As my experience goes, there is one option in PowerBI, that people rarely use. But for some of us, especially with some database performance tuning background, this is quite an important topic. For one very important reason – turning it on can make your direct queries to the engine faster. Here are some important details before we continue:
- Assume referential integrity (ARI) is set on Relationship level (details here)
- ARI works only in DirectQuery mode
- ARI can potentially speed up queries by converting LEFT OUTER JOINs to INNER JOINs
- ARI can generate inconsistencies (details here)
- By default ARI is turned off on all relationships
The links above describe the HOW and what are the pros and cons about setting ARI. However, I do have several years of database and performance tuning background, so I wanted to see how this looks under the covers. So I fired up my management studio and started some tracing.

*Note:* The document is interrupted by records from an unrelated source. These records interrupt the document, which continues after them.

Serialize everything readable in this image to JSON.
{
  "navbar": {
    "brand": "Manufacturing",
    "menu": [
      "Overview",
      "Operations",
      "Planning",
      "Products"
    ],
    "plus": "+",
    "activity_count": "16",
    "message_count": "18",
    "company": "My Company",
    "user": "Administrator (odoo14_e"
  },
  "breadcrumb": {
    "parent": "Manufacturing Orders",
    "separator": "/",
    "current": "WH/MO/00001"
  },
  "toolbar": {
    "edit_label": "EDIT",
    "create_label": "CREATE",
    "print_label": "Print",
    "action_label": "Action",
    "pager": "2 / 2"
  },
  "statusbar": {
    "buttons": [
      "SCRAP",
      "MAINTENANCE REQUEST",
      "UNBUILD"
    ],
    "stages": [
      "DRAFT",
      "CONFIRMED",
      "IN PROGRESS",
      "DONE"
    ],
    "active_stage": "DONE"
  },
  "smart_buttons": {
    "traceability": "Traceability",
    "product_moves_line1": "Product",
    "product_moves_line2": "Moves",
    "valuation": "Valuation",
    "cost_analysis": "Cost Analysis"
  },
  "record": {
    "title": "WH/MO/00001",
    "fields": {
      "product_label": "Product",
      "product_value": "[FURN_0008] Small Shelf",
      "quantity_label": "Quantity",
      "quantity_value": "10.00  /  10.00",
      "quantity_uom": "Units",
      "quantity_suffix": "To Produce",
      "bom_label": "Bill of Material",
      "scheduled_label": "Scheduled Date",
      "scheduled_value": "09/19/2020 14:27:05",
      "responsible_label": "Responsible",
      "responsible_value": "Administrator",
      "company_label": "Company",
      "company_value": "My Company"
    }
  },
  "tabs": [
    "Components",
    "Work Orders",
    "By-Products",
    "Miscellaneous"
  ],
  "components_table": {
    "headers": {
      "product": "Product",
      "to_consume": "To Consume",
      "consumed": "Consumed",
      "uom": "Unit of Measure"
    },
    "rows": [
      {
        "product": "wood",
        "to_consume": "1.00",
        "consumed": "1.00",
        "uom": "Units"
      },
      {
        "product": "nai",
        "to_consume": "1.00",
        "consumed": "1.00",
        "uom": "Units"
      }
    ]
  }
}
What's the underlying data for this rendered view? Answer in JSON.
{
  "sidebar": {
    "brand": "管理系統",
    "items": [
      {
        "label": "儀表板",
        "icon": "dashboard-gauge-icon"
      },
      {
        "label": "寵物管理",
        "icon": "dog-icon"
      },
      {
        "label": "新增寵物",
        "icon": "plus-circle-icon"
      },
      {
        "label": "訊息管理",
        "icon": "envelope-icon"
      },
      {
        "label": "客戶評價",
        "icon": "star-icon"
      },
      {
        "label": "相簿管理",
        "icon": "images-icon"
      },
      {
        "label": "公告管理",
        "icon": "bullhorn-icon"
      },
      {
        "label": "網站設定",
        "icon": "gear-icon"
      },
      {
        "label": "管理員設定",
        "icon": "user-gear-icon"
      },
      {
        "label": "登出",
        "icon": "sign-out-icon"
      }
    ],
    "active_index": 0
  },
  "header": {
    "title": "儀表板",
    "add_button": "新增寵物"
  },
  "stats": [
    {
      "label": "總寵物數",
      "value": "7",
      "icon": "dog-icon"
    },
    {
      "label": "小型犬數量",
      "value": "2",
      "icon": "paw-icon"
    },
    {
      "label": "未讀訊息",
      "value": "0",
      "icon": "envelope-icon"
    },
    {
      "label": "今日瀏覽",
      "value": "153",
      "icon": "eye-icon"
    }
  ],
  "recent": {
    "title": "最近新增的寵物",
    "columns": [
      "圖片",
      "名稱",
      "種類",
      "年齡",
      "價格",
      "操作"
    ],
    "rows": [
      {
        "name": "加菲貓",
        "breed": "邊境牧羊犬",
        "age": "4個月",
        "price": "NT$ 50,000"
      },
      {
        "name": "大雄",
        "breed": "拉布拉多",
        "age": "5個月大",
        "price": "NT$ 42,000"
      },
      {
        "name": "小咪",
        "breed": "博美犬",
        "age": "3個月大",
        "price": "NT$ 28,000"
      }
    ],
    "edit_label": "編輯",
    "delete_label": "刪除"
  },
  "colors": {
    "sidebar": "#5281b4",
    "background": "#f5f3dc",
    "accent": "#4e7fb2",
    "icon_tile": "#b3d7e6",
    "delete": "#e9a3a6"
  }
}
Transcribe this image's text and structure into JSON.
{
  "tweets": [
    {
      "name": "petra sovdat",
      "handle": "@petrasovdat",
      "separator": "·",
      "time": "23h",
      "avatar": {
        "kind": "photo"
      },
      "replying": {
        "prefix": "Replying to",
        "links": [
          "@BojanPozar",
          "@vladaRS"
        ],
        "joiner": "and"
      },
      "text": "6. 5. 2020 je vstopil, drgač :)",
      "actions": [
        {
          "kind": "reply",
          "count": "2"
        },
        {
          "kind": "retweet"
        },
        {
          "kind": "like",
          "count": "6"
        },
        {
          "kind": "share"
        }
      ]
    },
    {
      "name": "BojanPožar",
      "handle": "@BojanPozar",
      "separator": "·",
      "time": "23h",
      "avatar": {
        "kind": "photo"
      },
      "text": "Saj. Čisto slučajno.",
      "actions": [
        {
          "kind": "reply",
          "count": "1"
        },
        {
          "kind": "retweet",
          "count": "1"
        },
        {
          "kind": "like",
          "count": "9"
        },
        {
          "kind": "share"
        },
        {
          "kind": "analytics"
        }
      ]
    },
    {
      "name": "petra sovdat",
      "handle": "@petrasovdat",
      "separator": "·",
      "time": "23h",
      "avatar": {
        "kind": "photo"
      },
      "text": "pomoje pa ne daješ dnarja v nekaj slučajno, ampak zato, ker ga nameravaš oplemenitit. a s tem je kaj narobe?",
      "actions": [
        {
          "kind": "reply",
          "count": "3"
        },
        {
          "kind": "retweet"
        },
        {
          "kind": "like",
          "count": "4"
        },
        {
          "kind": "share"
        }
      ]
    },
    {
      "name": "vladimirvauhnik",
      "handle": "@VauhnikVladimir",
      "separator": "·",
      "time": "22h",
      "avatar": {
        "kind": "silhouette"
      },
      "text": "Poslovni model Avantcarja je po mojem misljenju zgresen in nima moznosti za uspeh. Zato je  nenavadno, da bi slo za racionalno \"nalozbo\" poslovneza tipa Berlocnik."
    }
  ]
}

I am working with Adventure Works database and my model looks like this:
Respectively, if I create a visual, that takes the Sum of TaxAmt and slices it by Sales Territory Name and Customer Account Number, the query with ARI turned off looks like this:
The moment ARI is turned on, all queries, that involve tables, that have Active relationship between each other, automatically get INNER JOIN generated by PBI and sent to the database engine. In my model, when I turned ARI on, I automatically got some improvement in the cost of the query (this is the actual execution plan, where you can see the difference):
If you are interested in performance tuning, you can definitely dig inside and try to optimize things from the database end, however, there is not much you can do on how queries are generated. In any case, you must be aware of how ARI works, what are its complications and potential benefits. And be very careful about consistency of your results!